Il était une bergère
©Editions du Rouergue, 2020
L’ouvrage est présenté comme un « témoignage ». C’est aussi un manifeste pour un autre modèle agricole, que l’on peut résumer par la confrontation élevage versus production animale. Deux expressions qui pourraient désigner la même chose mais qui, dans la pratique, recouvrent deux réalités très différentes.
Le témoignage est celui de Stéphanie Maubé, la bergère du titre, présenté par Yves Deloison, écrivain et journaliste. C’est l’histoire d’une citadine qui, au hasard de la vie, se trouve plongée dans l’univers les moutons de prés salés à quelques encablures du Mont Saint Michel. Une néo rurale qui se lance dans une aventure compliquée, dont nous découvrons les aléas sur une dizaine d’années d’existence. Une occasion de faire une « exploration du monde agricole », renouvelé en bonne partie (près de la moitié des nouvelles exploitations) par ces nouveaux arrivants parfois pleins d’illusions.

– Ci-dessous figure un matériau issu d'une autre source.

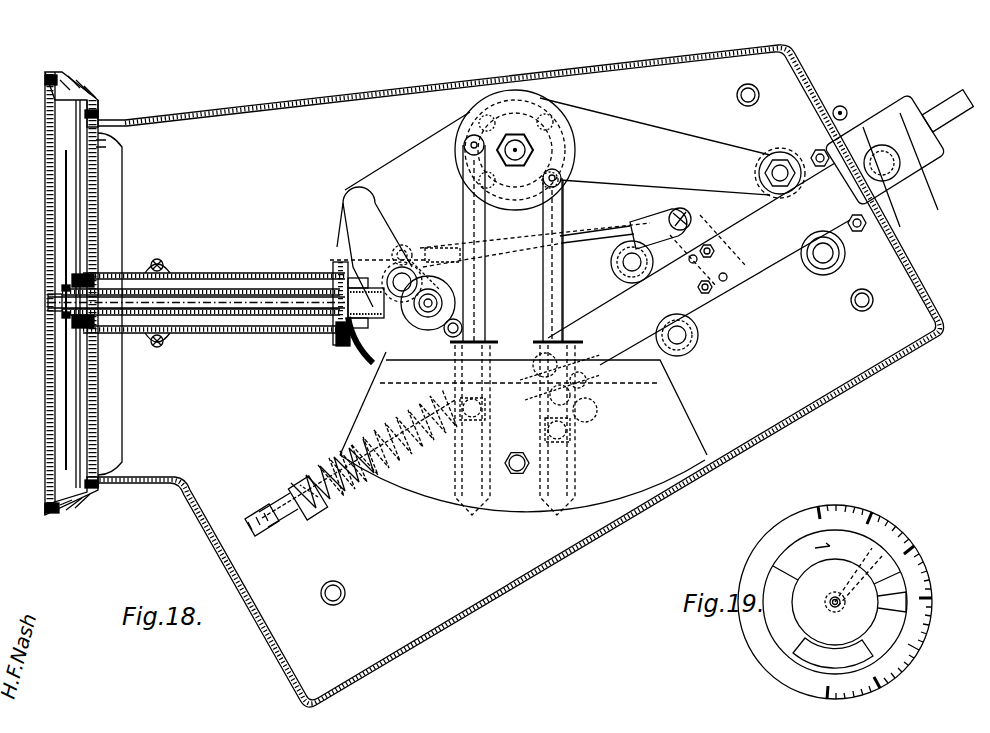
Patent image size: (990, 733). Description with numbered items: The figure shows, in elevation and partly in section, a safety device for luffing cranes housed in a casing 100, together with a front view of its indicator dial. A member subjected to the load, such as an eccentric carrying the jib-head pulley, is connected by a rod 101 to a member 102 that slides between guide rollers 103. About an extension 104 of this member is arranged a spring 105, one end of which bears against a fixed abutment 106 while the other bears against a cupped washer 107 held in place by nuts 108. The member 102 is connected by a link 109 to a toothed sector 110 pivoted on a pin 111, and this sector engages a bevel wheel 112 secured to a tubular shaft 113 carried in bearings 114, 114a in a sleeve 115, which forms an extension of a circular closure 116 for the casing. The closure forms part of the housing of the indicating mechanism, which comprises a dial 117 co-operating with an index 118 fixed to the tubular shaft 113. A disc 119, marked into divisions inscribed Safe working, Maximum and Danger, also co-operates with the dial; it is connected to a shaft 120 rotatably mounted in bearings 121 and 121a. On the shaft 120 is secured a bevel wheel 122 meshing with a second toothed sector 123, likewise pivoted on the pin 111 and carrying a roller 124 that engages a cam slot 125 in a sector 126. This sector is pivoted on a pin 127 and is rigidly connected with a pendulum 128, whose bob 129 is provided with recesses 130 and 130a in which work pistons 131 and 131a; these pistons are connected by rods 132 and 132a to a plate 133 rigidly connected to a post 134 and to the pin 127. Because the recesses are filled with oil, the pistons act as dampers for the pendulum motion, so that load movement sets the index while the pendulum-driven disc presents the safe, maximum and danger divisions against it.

In FIG. 18, the casing 100 is at (385, 90).
In FIG. 18, the rod 101 is at (948, 118).
In FIG. 18, the member 102 is at (742, 266).
In FIG. 18, the guide rollers 103 is at (611, 264).
In FIG. 18, the extension 104 is at (362, 495).
In FIG. 18, the spring 105 is at (332, 468).
In FIG. 18, the fixed abutment 106 is at (582, 398).
In FIG. 18, the cupped washer 107 is at (300, 480).
In FIG. 18, the nuts 108 is at (270, 505).
In FIG. 18, the link 109 is at (612, 230).
In FIG. 18, the toothed sector 110 is at (338, 347).
In FIG. 18, the pin 111 is at (438, 303).
In FIG. 18, the bevel wheel 112 is at (335, 282).
In FIG. 18, the tubular shaft 113 is at (202, 316).
In FIG. 18, the bearing 114 is at (345, 276).
In FIG. 18, the bearing 114a is at (100, 335).
In FIG. 18, the sleeve 115 is at (242, 334).
In FIG. 18, the circular closure 116 is at (90, 422).
In FIG. 18, the dial 117 is at (96, 143).
In FIG. 19, the dial 117 is at (855, 510).
In FIG. 18, the index 118 is at (80, 220).
In FIG. 19, the index 118 is at (878, 578).
In FIG. 18, the disc 119 is at (68, 185).
In FIG. 19, the disc 119 is at (820, 540).
In FIG. 18, the shaft 120 is at (216, 282).
In FIG. 18, the bearing 121 is at (380, 278).
In FIG. 18, the bearing 121a is at (110, 272).
In FIG. 18, the bevel wheel 122 is at (376, 315).
In FIG. 18, the toothed sector 123 is at (378, 384).
In FIG. 18, the roller 124 is at (414, 266).
In FIG. 18, the cam slot 125 is at (357, 200).
In FIG. 18, the sector 126 is at (410, 160).
In FIG. 18, the pin 127 is at (530, 152).
In FIG. 18, the pendulum 128 is at (565, 300).
In FIG. 18, the bob 129 is at (660, 420).
In FIG. 18, the recess 130 is at (545, 438).
In FIG. 18, the recess 130a is at (474, 438).
In FIG. 18, the piston 131 is at (572, 430).
In FIG. 18, the piston 131a is at (496, 415).
In FIG. 18, the rod 132 is at (547, 255).
In FIG. 18, the rod 132a is at (493, 238).
In FIG. 18, the plate 133 is at (696, 148).
In FIG. 18, the post 134 is at (781, 167).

Il y a en premier les difficultés d’intégration, et de relations avec des voisins qui ressentent la nouvelle venue comme une intruse, avec en fond de décor une concurrence sur le sol et les brebis, dont le nombre est fixé pour tout le secteur, le « havre », celui de Saint-Germain-sur-Ay en l’occurrence. Un secteur protégé à de nombreux titres, et des prés salés appartenant au domaine public maritime. Les injonctions contradictoires sont légion, du type nécessaire proximité de la bergerie et interdiction de construire, par exemple. Vous saurez tout des relations difficiles avec les voisins, les organismes professionnels, les nombreuses administrations qui ont un mot à dire soit sur l’activité soit sur le territoire. Une situation ubuesque, traduisant une forme d’interdiction de fait, masquée par des règlements ou des pratiques calibrés, semble-t-il, pour favoriser les exploitations existantes et de bonne taille. Des blocages que Stéphanie affronte avec ténacité, tout en respectant les règles du jeu. Les aventures d’une parisienne néorurale face au « rouleau compresseur de l’agriculture et de ses instances » sont révélatrices d’une organisation obsolète qui laisse la plupart des agriculteurs aux prises avec des difficultés financières et administratives croissantes, des journées de travail à rallonge, un revenu dérisoire, l'abandon ou le suicide pour les plus désespérés. Un constat paradoxal : « Les agriculteurs partagent les valeurs de la conf’ mais votent FNSEA ».
Les comices sont un temps fort de la vie agricole, une occasion de montrer la qualité de sa production. Mais les critères de sélection, pour les races locales souvent en difficulté, privilégie aujourd’hui des caractères esthétiques, « mais paradoxalement ils se fichent que la race ne parvienne plus à valoriser l’herbe ». Les labels eux-mêmes, garant de la qualité, sont souvent détournés et le terme « produit à la ferme » devrait souvent être remplacé par « produit à l’usine ».
Nos auteurs défendent vigoureusement une agriculture dite paysanne, respectant les hommes et les animaux. Ils souhaitent humaniser l’abattage, notamment avec des unités d’abattage mobile, ou à a ferme, possibilité ouverte à titre expérimental par la récente loi sur l’agriculture et l’alimentation. Ils revendiquent la place de l’élevage dans le paysage et s’insurgent contre le véganisme qui mélange les filières industrielles et fermières, et selon eux conduirait à l’extinction de nombreuses espèces. La confusion entre élevage et production animale, où ledit animal est une simple matière première, est mise en évidence : « Produire de la matière animale n’a rien à voir avec l’élevage ».
Cette exploration nous permet d’approfondir nos connaissances sur le mouton, son caractère et son mode de vie, et l’économie du mouton, viande et même laine, produit délaissé que Stéphanie tente de remettre en vedette. Elle nous fait découvrir les vertus du pastoralisme, « qui assure la majesté des paysages ».
Il était une bergère, témoignage et manifeste à la fois, un livre d’aventure et un regard engagé sur l’agriculture d’aujourd’hui.